Para Barclays, rating do Brasil está ameaçado

Banco britânico diz que, com baixo crescimento da economia e deterioração fiscal, nota de risco do País pode ser reduzida até o início de 2014

ALTAMIRO SILVA JÚNIOR, CORRESPONDENTE / NOVA YORK, O Estado de S.Paulo

18 de junho de 2013 | 02h06

Uma combinação de baixo crescimento econômico e deterioração fiscal pode levar o Brasil a ser rebaixado pelas agências de classificação de risco até o começo de 2014, segundo previsão do banco britânico Barclays. A instituição reduziu novamente ontem as previsões de crescimento do Produto Interno Bruto (PIB) brasileiro, para 2,3% este ano e 2,7% em 2014.

A previsão anterior do Barclays era de que o País fosse crescer 2,5% este ano e 3,5% no próximo. A justificativa para a nova redução é a expectativa agora de um consumo crescendo pouco e atividade industrial andando "de lado".

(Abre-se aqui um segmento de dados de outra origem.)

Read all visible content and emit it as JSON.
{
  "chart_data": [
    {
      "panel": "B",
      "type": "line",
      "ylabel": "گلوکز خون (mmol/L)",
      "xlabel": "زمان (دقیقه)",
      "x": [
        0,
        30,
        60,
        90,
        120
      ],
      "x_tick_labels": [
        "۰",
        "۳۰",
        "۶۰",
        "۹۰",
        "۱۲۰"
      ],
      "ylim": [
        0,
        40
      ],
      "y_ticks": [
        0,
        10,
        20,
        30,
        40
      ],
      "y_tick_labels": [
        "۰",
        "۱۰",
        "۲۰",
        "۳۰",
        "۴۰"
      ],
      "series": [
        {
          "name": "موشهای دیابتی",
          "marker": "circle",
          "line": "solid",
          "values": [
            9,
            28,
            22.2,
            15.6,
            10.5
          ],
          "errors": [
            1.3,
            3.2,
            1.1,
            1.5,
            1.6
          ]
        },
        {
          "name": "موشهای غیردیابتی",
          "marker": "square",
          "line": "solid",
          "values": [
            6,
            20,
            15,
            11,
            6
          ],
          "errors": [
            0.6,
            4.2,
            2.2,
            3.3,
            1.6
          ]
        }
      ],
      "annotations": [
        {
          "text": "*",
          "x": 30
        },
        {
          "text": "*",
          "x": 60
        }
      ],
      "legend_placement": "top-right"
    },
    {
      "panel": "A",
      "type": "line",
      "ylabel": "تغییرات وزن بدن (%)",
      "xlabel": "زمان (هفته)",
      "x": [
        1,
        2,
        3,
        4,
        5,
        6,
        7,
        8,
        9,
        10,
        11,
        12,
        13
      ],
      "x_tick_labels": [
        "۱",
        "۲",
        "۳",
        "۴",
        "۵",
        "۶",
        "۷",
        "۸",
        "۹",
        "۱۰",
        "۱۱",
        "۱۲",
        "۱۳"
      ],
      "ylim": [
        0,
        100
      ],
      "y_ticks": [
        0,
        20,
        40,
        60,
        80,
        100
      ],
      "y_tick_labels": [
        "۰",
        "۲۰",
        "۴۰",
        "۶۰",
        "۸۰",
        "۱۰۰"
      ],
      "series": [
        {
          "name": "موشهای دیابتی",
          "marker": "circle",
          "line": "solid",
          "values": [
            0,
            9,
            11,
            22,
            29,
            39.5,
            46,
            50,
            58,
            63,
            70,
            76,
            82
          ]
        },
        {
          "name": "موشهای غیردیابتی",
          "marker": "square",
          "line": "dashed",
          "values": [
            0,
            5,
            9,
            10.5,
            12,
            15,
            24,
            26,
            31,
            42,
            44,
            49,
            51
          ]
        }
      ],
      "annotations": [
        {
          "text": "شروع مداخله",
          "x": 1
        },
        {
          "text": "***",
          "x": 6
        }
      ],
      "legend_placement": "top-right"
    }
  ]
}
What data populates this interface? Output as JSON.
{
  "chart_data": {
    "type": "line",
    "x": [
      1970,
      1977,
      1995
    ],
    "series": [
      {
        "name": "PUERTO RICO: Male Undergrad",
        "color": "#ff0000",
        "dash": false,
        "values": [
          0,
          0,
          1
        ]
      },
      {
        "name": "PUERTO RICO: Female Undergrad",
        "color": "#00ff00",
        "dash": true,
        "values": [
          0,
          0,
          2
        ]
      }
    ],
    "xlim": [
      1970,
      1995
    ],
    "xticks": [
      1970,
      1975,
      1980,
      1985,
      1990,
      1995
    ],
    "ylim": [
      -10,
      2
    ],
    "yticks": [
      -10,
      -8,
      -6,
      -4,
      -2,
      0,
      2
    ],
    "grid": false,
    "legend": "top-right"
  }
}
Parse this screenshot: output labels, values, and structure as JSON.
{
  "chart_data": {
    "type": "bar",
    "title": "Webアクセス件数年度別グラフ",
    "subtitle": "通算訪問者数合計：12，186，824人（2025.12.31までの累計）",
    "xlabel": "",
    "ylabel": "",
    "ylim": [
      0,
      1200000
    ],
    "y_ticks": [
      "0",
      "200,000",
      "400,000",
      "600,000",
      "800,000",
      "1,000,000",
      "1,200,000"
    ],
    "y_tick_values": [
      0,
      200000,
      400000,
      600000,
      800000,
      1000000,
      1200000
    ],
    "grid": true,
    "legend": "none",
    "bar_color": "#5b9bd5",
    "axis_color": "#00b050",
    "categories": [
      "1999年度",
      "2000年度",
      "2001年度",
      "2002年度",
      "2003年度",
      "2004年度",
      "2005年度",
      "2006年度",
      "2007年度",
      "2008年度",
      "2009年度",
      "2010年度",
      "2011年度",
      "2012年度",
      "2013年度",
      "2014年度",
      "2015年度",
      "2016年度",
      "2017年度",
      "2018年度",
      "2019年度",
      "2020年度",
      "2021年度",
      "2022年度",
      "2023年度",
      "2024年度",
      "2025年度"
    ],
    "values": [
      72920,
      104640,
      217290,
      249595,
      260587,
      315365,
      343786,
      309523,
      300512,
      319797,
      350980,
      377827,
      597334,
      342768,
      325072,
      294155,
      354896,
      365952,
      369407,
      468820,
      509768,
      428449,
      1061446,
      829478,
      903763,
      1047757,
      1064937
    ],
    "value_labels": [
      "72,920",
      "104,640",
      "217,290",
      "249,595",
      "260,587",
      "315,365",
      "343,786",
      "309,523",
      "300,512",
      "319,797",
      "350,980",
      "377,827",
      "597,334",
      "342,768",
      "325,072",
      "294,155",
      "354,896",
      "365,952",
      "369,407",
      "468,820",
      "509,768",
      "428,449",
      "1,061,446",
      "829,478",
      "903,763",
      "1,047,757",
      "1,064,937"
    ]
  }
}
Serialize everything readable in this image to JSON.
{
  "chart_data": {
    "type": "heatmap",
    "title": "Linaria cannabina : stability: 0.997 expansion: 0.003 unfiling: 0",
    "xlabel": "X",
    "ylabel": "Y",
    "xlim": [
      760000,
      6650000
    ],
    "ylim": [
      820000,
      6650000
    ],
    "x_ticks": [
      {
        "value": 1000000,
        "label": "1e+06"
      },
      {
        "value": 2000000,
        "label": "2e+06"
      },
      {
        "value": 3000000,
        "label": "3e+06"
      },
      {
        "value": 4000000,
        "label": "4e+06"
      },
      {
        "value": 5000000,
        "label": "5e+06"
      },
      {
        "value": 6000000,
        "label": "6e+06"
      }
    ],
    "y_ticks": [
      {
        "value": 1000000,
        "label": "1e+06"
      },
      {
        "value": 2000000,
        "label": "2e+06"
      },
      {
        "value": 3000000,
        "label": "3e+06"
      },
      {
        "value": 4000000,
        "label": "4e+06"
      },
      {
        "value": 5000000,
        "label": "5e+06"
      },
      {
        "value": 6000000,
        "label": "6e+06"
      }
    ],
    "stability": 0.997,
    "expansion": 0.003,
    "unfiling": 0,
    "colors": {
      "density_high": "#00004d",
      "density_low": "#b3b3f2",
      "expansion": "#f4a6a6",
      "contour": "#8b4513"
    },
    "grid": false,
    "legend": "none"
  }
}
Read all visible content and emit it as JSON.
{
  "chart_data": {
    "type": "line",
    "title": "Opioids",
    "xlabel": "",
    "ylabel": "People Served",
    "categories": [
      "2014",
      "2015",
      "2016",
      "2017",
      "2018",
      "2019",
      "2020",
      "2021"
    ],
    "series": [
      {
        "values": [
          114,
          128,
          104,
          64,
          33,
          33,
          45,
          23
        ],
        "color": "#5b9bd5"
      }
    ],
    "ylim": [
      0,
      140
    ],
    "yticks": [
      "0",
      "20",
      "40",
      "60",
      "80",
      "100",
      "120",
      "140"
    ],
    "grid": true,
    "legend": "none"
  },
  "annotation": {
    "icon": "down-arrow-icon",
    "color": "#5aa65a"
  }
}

A postura mais firme do Banco Central, que elevou os juros em 0,5 ponto porcentual na última reunião do Comitê de Política Monetária (Copom) em maio, para combater a inflação, foi bem-vinda, mas não é suficiente para melhorar o ambiente econômico, de acordo com a avaliação do Barclays. Apenas uma estratégia de maior austeridade fiscal ajudaria a evitar um rebaixamento do rating soberano brasileiro e a trazer de volta o investidor estrangeiro, avaliam os economistas do banco Guilherme Loureiro e Marcelo Salomon em um relatório divulgado ontem.

Impacto. Com um eventual rebaixamento em um nível no rating brasileiro, o País ainda continuaria sendo classificado como "grau de investimento", mas teria algumas consequências imediatas, incluindo um estresse no mercado financeiro.

Recentemente, a agência de classificação de risco Standard and Poor's (S&P) revisou de estável para negativa a perspectiva do rating brasileiro.

O Barclays prevê que, se um rebaixamento realmente vier a ocorrer, o real continuaria sob pressão e o prêmio de risco pago nos derivativos para proteção de calotes dos títulos soberanos emitidos pelo Brasil (os chamados CDS) subiria.

"O crescimento econômico não decola e a inflação permanece alta", destaca o relatório. A alta dos preços, ao comprometer o poder de compra das famílias - e afetando, desta forma, a popularidade da presidente Dilma Rousseff -, fez o governo priorizar o combate à inflação.

O Barclays revisou a previsão de alta da taxa básica de juros da economia e agora espera a Selic em 9,25% em outubro, o que equivale a mais duas altas de 0,50 ponto nos juros e outra de 0,25.

Se a política monetária ficou mais amigável ao mercado, o mesmo não ocorre pelo lado fiscal, e o Barclays espera que a situação piore. Em meio às eleições presidenciais de 2014, será muito mais complicado um controle de gastos públicos, destacam os economistas. Por isso, o banco britânico reduziu as projeções de superávit primário para 2013 e 2014. Neste ano, baixou de 1,7% para 1,4% do PIB e para o próximo, de 1,6% para 1,1%.